Ana Cristina Pereira, in Jornal Público
Deslocalização de empresas, desvalorização da libra ou entrada na idade de reforma foram razões para sair. O vinho do Porto continua a ser razão para ficar
"Não serão os britânicos ligados ao vinho do Porto" que estarão a abandonar o distrito do Porto, acredita David Guimaraens, enólogo do grupo The Fladgate Partnership, detentor de marcas como a Taylor's, a Fonseca e a Croft. Serão os que trabalham em indústrias que se deslocalizam, como o têxtil e o calçado, arrisca Linda Matthews, secretária do Oporto Brithish Club.
Linda vê o mundo mudar à sua volta: "Definitivamente, temos menos britânicos a frequentar o clube." E lembra-se, por exemplo, do encerramento da Unidade Industrial C.J. Clark's de Castelo de Paiva. Nela labutavam técnicos especializados oriundos do Reino Unido. "Mais de uma dezena de membros do clube trabalhava lá e deixou o país quando a fábrica fechou".
Nos últimos anos, multiplicaram-se as notícias sobre o fecho de unidades fabris e de outras empresas. O Estudo sobre a Pobreza na Região Norte de Portugal - realizado pelo Centro de Estatística da Associação Nacional das Pequenas e Médias Empresas e pela Universidade Fernando Pessoa para a Comissão Europeia - indica que a região Norte é já a mais pobre de Portugal.
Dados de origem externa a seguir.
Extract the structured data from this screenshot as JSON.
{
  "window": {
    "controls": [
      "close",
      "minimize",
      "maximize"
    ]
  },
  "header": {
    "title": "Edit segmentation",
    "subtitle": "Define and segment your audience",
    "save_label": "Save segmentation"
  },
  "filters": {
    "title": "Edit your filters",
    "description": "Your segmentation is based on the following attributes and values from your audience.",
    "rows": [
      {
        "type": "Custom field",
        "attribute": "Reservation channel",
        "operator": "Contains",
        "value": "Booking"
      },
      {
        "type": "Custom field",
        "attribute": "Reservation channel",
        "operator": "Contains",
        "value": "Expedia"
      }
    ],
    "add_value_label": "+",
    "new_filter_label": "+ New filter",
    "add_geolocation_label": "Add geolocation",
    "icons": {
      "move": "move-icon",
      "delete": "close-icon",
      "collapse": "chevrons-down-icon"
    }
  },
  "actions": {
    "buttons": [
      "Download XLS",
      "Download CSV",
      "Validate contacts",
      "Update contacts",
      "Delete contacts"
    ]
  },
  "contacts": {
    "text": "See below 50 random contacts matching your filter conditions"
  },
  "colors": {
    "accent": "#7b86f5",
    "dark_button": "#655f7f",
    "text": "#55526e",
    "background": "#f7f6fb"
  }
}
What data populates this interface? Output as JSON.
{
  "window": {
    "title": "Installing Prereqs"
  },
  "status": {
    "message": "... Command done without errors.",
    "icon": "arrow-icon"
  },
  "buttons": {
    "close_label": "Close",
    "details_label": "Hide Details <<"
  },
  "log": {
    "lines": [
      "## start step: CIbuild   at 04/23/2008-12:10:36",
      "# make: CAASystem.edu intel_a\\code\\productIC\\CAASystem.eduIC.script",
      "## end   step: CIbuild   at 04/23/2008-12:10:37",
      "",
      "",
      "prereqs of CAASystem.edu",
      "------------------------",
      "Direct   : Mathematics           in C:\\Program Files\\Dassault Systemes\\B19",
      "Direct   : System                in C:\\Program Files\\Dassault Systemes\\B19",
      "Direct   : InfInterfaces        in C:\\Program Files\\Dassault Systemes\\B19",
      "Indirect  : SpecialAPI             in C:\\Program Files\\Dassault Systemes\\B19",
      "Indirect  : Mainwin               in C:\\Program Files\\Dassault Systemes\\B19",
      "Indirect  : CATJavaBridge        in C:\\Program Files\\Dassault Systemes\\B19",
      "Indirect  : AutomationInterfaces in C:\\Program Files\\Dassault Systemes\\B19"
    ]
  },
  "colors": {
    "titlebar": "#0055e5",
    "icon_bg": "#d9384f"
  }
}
Linda conhece técnicos que tentaram resistir - "serem independentes no negócio dos sapatos" - e acabaram por desistir; por regressar ao Reino Unido ou por avançar para países de mão-de-obra mais barata. As famílias associadas ao vinho, ressalva, "são diferentes". Têm raízes profundas. David Guimaraens, por exemplo, representa a sexta geração da secular Casa de Vinho do Porto Fonseca Guimaraens.
Por tradição, os britânicos residentes no Porto dividem os estudos entre Portugal e o Reino Unido. Alguns "vão estudar e ficam por lá", diz o enólogo. Ele próprio andou pelos Estados Unidos da América e pela Austrália antes de regressar ao Porto. Mesmo assim, esse movimento não serviria para explicar "uma redução tão drástica" da comunidade britânica. "Somos quatro irmãos e só uma irmã ficou em Inglaterra!"
População envelhecida
Conjugam-se diversos factores para provocar a passagem, no Porto, de 1075 britânicos em 2007 para 470 em 2008, patente nos relatórios do Serviço de Estrangeiros e Fronteiras (SEF). A população britânica envelheceu. "Morreram alguns", nota Joe Álvares Ribeiro, director do Oporto Brithish Club. Impulsionados pela desvalorização da libra face ao euro, também há reformados que estão a optar por regressar ao país de origem. E o defeito estatístico conspira: o nome de britânicos que já saíram em anos anteriores pode só agora ter sido apagado.
Ter o cartão de residência actualizado pode ser uma dor de cabeça. Pelo menos é-o para o enólogo da The Fladgate Partnership: "Vou uma vez por ano com o meu filho ao SEF. É um pesadelo total. É preciso marcar pela Internet. Há uma lista de espera de dois ou três meses. Depois, somos mal atendidos." Quem quer ir lá avisar que vai partir?
470 é o número actual de cidadãos britânicos com residência regular no distrito do Porto. Segundo os dados do relatório divulgado recentemente pelo Serviço de Estrangeiros e Fronteiros, esse número era de 1075 no ano anterior.